SOURCE : Cass com. 09/02/2016, n° 14-22179, FS-PB
I – Le texte
L’article L 341-6 du Code de la Consommation impose au créancier professionnel de faire connaître « à la caution personne physique, au plus tard le 31 mars de chaque année, le montant du principal et des intérêts, commissions, frais et accessoires restant à courir au 31 décembre de l’année précédente, au titre de l’obligation garantie, ainsi que le terme de cet engagement (…). »
Cette obligation d’information s’applique quel que soit le montant du prêt, fut-il supérieur au montant des prêts qui n’entrent normalement pas dans le champ d’application du crédit à la consommation régi par les articles L 311-1 et suivants du Code de la Consommation[1].
La sanction du défaut d’informations est la déchéance du droit aux intérêts au taux conventionnel, qui laisse toutefois subsister les intérêts au taux légal[2].
Enfin, il convient de rappeler qu’au visa de l’article L 341-1 du Code de la Consommation et sans préjudice de disposition particulière, toute personne physique qui s’est portée caution, doit être informée par le créancier professionnel de la défaillance du débiteur principal, dès le premier incident de paiement non régularisé, dans le mois de l’exigibilité de ce paiement. Si le créancier ne se conforme pas à cette obligation, la caution ne saurait être tenue au paiement des pénalités ou intérêts de retard échus entre la date de ce premier incident et celle à laquelle elle a été informée.
II – La décision commentée
L’arrêt est court et se résume à un attendu de principe :
« (…) Que pour condamner la caution à payer une certaine somme à la banque, l’arrêt après avoir constaté qu’elle prétend ne pas avoir reçu les lettres d’informations annuelles qui doivent lui être adressées, retient que la banque justifie avoir satisfait à son obligation en versant aux débats copie des lettres simples des 8 février 2008 et 19 février 2009, détaillant chacune le montant des engagements de la caution au 31 décembre de l’année précédente en principal, intérêts et accessoires ;
Qu’en se déterminant ainsi par des motifs impropres à justifier de l’accomplissement des formalités prévues par le texte susvisé, dès lors que la seule production de la copie d’une lettre ne suffit pas à justifier de son envoi, la Cour d’Appel a privé de sa décision de base légale. »

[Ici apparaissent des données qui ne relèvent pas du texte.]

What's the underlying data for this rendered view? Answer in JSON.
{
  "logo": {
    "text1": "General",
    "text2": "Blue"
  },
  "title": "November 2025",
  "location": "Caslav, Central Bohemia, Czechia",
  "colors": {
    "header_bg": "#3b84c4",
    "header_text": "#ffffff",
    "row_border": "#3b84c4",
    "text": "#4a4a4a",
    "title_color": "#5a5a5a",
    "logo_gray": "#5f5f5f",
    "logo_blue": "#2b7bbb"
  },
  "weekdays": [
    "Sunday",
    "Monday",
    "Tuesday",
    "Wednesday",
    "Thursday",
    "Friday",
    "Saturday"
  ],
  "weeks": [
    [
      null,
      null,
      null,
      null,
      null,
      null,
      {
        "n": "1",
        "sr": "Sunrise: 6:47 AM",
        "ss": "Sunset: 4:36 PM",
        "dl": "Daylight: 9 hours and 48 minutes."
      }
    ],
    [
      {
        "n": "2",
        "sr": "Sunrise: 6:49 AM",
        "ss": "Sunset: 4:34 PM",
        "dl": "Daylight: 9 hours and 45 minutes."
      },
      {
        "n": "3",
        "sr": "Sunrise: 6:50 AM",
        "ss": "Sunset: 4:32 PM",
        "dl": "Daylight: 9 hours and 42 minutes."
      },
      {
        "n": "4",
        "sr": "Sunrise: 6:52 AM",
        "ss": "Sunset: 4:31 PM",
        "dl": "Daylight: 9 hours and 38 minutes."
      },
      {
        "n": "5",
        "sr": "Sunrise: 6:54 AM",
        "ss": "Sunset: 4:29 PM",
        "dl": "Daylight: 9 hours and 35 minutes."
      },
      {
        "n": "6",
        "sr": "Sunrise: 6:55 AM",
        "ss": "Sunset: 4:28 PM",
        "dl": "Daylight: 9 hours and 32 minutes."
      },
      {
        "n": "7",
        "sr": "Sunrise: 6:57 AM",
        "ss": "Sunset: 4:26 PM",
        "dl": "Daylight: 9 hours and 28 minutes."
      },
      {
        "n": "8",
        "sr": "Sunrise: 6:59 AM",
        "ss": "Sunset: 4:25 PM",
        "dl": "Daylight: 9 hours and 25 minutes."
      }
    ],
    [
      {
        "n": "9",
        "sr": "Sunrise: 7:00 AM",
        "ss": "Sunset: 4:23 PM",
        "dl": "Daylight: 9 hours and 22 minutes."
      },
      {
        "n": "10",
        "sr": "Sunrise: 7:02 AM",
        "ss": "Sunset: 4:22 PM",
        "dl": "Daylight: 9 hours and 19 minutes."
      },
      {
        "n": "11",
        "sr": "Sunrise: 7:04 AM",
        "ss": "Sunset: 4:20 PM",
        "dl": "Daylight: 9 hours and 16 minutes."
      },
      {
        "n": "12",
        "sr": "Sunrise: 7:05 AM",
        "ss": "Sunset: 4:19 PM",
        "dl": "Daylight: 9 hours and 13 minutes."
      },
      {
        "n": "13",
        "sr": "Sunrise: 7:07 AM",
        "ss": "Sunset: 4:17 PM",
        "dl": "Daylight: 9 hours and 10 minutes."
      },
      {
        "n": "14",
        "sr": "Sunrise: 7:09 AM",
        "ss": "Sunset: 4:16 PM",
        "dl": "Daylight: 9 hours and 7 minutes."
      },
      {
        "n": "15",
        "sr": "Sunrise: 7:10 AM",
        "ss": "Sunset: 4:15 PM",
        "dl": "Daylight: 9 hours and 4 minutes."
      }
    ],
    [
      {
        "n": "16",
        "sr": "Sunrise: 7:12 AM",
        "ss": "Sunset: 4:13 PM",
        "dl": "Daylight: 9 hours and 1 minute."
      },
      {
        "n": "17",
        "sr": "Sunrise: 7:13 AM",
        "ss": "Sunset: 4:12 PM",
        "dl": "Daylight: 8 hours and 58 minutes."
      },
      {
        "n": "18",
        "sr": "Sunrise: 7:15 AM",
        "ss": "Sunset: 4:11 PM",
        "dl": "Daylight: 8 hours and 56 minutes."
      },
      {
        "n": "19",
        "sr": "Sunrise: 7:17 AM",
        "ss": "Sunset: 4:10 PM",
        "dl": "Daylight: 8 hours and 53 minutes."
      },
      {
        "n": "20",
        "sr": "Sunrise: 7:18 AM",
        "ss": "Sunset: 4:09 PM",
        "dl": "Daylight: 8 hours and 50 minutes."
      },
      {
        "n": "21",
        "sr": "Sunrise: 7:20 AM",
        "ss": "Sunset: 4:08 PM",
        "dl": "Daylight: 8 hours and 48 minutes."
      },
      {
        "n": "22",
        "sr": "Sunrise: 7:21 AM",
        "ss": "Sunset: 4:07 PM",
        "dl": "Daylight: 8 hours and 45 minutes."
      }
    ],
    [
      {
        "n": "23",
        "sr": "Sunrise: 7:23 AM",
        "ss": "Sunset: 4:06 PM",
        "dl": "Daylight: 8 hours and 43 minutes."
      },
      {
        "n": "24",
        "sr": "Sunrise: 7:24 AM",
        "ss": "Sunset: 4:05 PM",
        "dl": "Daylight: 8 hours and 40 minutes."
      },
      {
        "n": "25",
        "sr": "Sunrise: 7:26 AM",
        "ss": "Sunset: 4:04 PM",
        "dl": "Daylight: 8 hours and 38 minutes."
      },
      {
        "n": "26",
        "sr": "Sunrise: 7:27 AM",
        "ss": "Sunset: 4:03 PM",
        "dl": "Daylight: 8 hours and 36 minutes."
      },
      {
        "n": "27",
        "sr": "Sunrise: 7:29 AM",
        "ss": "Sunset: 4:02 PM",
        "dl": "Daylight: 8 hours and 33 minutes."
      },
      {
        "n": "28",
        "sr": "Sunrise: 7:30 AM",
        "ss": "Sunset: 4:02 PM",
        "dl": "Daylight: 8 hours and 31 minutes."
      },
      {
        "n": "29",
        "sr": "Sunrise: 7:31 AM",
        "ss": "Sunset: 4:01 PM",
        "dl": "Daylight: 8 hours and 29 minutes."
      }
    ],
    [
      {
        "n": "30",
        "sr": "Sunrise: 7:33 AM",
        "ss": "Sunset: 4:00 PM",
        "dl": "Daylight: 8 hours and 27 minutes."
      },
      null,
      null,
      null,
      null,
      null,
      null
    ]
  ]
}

S’agit-il d’un retour à la lettre recommandée avec accusé réception ? Difficile à dire : l’article 1315 alinéa 2 du Code Civil exige que le débiteur de l’information, c’est-à-dire l’établissement bancaire, rapporte une double preuve : celle de l’envoi et celle du contenu de l’information, de sorte qu’a priori, la copie des correspondances adressées au débiteur aurait dû suffire.
Il faut également rappeler que la Cour de Cassation juge que la preuve que le devoir d’information a été respecté, peut être rapporté par tous moyens[3], de sorte que l’établissement bancaire n’aurait pas à prouver l’envoi de la lettre d’informations si aucun élément ne permettait d’en douter[4].
Il faut toutefois admettre que ce principe est très vite battu en brèche, dès que la caution nie avoir reçu la lettre d’informations. A l’inverse, la banque peut apporter la preuve, notamment par des échanges épistolaires ou électroniques avec la caution, que celle-ci a été nécessairement informée de la portée de l’étendue de ses engagements dans l’année en cours.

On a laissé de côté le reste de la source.